Итак, интерпретация образа Ермака и оценка его похода в Сибирь в романе А. Веселого органично встраивалась в идеологическую повестку 1920-х гг. Следуя официальному нарративу этого периода, в социальной системе, разделенной на эксплуататоров и эксплуатируемых, Ермак как вершитель колониальной царской политики занял место на стороне угнетателей трудового народа и сибирских автохтонов. Ключевым структурным принципом романа «Гуляй, Волга» стала социальная дифференциация людей. В такой системе сентименталистскому началу с его стремлением к снятию социальных барьеров и уравниванию людей, не находится места10. Зато характерны сопоставления коллективного образа казаков и самого Ермака с разнузданной природной стихией («жеребец» и т.п.), двояко отсылающие к актуальной в первые послереволюционные годы проблеме неразвитости классового самосознания, а также к старинной рационально-просветительской антитезе варварство - цивилизация.
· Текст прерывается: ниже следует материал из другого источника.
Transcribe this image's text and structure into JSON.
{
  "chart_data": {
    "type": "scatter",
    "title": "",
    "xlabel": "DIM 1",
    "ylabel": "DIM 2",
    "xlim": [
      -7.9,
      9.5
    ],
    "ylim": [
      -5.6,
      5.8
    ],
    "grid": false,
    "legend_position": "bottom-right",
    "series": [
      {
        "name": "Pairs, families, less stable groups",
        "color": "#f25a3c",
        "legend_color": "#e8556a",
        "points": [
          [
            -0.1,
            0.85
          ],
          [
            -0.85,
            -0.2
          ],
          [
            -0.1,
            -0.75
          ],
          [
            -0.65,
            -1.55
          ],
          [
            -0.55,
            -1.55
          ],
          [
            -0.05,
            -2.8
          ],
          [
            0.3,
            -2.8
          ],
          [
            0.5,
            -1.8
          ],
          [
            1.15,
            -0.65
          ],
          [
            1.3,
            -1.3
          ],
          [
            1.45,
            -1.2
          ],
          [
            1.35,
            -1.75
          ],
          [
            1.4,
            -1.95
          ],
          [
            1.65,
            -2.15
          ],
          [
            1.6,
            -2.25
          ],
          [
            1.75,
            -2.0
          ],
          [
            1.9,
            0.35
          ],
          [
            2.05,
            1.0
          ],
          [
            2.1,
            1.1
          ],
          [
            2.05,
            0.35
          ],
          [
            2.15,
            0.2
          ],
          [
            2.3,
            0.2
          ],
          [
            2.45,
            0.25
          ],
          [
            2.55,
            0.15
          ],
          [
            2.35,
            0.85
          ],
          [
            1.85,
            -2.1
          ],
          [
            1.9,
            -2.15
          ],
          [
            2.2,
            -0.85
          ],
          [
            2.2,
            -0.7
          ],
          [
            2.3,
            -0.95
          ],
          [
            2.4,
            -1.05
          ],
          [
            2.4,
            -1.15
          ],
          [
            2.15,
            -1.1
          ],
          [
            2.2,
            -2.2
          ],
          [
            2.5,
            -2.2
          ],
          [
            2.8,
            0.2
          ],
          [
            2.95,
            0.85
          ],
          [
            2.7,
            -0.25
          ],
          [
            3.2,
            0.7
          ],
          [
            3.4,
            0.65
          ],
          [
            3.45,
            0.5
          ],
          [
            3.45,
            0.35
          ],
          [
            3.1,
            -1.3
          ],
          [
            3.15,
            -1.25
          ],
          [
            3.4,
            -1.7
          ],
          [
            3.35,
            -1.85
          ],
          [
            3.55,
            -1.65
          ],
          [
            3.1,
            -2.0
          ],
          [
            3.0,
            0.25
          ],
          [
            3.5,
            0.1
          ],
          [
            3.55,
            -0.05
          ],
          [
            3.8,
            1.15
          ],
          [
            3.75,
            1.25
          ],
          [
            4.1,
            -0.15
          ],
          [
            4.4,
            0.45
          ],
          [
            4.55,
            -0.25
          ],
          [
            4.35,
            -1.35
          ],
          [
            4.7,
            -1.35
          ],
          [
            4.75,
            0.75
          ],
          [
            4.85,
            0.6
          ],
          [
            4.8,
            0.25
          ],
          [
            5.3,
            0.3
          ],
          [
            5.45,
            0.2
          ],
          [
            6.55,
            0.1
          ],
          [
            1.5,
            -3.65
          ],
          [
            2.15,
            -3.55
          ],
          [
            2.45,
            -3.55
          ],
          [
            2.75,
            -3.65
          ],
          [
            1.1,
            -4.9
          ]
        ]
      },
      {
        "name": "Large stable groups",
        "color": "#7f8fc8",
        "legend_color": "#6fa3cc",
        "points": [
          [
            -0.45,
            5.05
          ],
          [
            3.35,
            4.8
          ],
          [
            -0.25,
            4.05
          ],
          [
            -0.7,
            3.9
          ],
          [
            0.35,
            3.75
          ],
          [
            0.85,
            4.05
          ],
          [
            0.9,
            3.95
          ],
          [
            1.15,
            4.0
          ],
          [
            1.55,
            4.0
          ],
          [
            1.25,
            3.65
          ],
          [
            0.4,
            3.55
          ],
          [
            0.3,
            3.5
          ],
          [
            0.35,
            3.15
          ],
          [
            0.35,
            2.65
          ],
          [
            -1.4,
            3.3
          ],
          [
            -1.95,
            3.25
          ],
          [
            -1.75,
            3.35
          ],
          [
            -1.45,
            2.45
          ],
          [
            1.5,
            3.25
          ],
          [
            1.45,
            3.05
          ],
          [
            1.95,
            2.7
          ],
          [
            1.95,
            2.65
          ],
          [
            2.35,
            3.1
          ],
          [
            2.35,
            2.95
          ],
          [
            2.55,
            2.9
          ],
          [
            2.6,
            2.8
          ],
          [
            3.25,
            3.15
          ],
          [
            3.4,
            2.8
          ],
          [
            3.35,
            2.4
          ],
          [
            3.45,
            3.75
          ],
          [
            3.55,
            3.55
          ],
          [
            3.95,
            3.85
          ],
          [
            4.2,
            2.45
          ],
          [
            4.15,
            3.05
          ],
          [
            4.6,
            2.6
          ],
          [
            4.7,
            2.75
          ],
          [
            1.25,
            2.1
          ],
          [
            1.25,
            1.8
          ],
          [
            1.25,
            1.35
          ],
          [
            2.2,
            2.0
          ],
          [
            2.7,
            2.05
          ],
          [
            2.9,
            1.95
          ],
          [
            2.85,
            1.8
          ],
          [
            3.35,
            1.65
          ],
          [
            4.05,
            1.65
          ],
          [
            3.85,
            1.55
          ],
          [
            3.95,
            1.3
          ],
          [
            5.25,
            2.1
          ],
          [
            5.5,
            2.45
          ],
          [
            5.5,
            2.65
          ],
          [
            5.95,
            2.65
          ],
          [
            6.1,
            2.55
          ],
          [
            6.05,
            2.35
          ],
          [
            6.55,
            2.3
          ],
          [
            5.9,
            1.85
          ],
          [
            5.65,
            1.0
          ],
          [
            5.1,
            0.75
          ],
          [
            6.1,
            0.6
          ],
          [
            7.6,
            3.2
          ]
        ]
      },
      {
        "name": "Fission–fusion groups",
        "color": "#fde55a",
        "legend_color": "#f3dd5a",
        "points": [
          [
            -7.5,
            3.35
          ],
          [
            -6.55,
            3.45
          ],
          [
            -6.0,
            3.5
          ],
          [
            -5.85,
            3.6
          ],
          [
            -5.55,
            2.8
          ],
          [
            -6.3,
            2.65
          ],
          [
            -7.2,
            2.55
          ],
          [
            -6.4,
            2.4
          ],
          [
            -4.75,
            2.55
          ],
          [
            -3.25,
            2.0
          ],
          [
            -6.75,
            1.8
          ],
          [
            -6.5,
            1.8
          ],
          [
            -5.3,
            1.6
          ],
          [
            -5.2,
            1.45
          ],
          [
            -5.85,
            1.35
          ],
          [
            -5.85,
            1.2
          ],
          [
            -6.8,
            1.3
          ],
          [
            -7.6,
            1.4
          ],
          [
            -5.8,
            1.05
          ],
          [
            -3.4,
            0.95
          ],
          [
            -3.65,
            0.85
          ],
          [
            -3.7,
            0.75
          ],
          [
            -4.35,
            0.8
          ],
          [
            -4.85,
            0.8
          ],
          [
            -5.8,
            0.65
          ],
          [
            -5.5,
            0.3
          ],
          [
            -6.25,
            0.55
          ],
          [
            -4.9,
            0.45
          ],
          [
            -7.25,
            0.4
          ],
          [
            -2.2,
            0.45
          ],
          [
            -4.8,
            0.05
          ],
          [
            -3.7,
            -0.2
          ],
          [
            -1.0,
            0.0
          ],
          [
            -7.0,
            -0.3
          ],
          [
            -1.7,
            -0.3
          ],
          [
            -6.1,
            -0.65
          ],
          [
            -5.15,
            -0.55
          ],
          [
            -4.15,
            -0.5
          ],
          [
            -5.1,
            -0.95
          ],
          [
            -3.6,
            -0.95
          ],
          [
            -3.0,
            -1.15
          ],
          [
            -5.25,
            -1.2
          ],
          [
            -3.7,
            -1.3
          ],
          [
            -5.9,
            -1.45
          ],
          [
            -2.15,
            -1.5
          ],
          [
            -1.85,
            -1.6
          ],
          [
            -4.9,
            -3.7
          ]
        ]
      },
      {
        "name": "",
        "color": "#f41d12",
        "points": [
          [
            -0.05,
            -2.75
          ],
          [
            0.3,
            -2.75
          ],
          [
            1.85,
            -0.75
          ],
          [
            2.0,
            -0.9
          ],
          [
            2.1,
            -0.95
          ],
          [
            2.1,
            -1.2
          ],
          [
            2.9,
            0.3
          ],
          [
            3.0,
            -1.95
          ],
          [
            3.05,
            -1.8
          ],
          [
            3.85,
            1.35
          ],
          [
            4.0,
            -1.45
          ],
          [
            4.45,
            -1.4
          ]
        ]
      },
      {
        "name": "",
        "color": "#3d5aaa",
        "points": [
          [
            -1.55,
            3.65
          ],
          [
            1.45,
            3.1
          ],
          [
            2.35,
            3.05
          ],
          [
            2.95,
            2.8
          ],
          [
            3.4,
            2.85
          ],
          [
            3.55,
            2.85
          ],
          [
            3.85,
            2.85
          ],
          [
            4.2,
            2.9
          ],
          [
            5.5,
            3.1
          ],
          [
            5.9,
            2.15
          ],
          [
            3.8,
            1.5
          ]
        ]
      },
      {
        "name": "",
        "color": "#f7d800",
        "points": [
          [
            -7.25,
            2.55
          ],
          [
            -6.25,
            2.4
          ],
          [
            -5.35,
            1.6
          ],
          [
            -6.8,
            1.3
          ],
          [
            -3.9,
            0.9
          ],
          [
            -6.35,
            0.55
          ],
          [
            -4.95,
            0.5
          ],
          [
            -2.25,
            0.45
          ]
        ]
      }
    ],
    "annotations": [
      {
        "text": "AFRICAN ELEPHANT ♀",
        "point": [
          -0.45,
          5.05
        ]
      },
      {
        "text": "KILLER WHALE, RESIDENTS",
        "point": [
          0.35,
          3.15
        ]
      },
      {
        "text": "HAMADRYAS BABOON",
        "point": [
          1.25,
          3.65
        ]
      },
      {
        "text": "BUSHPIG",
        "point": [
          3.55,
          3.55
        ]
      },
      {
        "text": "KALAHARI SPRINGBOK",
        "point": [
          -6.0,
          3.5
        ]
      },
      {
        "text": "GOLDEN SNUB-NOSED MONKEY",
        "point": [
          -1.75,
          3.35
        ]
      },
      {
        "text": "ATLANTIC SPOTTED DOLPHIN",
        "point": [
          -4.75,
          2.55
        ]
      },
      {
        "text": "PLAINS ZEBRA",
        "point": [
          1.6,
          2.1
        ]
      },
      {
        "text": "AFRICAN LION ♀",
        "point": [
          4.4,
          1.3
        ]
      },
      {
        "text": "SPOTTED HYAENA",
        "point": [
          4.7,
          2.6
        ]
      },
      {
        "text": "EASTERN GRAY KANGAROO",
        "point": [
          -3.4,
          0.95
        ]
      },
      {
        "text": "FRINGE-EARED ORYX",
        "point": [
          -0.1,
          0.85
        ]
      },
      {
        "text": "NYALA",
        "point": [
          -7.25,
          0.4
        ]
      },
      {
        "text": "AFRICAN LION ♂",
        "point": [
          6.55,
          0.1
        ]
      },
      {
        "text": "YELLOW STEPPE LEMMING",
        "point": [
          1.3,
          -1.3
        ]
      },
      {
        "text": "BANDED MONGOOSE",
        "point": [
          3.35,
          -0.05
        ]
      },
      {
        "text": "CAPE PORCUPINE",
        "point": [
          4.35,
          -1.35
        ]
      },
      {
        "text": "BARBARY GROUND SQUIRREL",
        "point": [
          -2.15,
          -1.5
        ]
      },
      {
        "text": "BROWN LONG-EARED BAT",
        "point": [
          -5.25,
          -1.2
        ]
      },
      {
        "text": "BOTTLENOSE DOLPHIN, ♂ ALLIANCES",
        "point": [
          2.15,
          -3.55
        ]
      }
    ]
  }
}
Несмотря на первоначальное преимущественно положительное признание, публикация такого произведения в 1932 г. даже у лояльных критиков уже вызвала упреки в «идеологических шероховатостях». Главным образом неодобрительную оценку роман получил за «политические ошибки», вызванные именно несвоевременностью публикации, что свидетельствовало о непопадании А. Веселого в формировавшийся в 19321934 гг. соцреалистический канон.

* * *

Эти «недостатки» в изображении сибирского похода были преодолены в романе Е. Фёдорова «Ермак», который, несмотря на упреки критиков в исторической недостоверности, соответствовал актуализированному с 1930-х гг. изводу советской идеологии.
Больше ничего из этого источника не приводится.